In an exclusive video interview with ServerWatch, Dumas detailed some of the challenges her engineering teams faces. She also explained the relationship with the open source MariaDB database and how it will now become part of the extended Red Hat Enterprise Linux experience.
Red Hat is now working on building Red Hat Enterprise Linux 7 (RHEL 7), which will include a long list of changes, among them a new Linux desktop. RHEL 7 will include a GNOME Classic mode that will be based on the newer GNOME 3 desktop, but with a familiar 'classic' interface.
While RHEL is often thought of purely as a server operating system, Dumas noted that it is often deployed as a desktop by Red Hat customers.

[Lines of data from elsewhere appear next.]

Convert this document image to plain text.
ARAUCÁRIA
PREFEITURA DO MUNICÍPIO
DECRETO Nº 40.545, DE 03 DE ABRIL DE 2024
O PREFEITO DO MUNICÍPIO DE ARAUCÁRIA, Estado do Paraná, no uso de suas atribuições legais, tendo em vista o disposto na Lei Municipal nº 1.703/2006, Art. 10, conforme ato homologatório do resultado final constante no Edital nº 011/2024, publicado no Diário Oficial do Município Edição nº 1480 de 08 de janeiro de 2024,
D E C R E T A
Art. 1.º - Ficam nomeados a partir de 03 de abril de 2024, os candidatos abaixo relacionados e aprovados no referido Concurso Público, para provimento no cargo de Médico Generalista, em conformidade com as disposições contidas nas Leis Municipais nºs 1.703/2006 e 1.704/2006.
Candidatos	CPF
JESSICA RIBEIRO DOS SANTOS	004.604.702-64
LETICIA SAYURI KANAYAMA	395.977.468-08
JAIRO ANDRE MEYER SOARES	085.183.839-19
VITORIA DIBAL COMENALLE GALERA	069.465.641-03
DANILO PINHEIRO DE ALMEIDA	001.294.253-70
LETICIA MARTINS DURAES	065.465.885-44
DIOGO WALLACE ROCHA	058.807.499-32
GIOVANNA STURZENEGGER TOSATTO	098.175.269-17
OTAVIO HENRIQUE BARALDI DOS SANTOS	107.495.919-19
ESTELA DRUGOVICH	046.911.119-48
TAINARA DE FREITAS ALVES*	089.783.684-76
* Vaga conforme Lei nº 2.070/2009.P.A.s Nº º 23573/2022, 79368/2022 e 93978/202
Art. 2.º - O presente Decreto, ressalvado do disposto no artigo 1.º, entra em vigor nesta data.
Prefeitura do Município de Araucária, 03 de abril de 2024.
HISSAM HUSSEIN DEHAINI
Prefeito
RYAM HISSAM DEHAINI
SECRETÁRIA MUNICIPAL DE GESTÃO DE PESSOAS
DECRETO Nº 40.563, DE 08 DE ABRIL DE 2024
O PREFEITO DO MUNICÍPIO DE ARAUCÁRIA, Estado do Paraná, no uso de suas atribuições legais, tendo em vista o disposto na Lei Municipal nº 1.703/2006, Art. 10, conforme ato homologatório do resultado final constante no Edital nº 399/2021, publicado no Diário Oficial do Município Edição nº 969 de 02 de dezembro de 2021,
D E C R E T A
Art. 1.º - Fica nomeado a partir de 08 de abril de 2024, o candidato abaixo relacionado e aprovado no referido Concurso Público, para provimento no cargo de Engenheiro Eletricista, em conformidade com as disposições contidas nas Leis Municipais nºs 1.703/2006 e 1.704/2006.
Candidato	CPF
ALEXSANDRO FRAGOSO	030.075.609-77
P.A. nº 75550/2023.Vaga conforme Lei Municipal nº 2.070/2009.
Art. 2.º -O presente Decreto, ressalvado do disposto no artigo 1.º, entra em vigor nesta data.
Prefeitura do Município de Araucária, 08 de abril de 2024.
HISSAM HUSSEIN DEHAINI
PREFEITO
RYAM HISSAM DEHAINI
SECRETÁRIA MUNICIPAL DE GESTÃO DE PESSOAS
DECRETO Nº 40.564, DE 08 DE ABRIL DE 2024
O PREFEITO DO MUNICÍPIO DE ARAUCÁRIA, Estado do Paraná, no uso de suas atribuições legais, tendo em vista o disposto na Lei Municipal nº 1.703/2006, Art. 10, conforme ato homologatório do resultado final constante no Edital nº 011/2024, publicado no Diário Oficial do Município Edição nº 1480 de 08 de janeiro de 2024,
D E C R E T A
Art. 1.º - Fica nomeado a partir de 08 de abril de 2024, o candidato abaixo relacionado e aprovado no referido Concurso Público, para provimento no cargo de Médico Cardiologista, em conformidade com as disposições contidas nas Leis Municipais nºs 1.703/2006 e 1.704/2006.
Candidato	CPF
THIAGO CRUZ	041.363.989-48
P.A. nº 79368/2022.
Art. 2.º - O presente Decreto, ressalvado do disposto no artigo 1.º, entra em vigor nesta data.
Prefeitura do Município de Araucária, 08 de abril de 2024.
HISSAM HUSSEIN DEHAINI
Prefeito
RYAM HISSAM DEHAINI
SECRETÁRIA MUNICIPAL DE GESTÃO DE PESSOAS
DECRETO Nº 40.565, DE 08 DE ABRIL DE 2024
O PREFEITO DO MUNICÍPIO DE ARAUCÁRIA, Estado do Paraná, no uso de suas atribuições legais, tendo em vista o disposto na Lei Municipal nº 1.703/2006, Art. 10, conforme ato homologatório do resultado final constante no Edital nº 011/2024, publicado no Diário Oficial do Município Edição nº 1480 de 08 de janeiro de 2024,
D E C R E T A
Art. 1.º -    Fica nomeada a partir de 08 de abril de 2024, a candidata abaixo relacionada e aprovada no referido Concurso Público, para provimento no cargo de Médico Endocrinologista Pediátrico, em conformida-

As customers wait for the latest updates in the upcoming RHEL 7 release, there is also demand from some customers for the latest versions of certain packages.
"Our problem with RHEL is that it's a little bit schitzo," Dumas said.
She noted that there is a section of the RHEL customer base that wants a stable, solid platform where interfaces don't change. Then there are also those that desire the stability while also wanting the latest packages for certain applications and languages.
That's where the Red Hat Software Collections come into play. The Software Collections are alternative packages for RHEL users that provide newer versions of software.
Among the pieces of software that will be part of the Software Collection is the open source MariaDB database. MariaDB is a fork of the Oracle-owned MySQL database, and is led by the original founder of MySQL, Monty Widenius.
As part of the Software Collection, Red Hat customers will get three years of support for MariaDB.
The Software Collections, of which MariaDB is a part, install on top of the existing RHEL 6.x release cycle.
"We're going to be at the base of everything that Red Hat does," Dumas said. "Clearly there is a lot of innovation going on around us and we've got a lot of challenges, and we need to make sure that we're able to deliver things at the right cadence."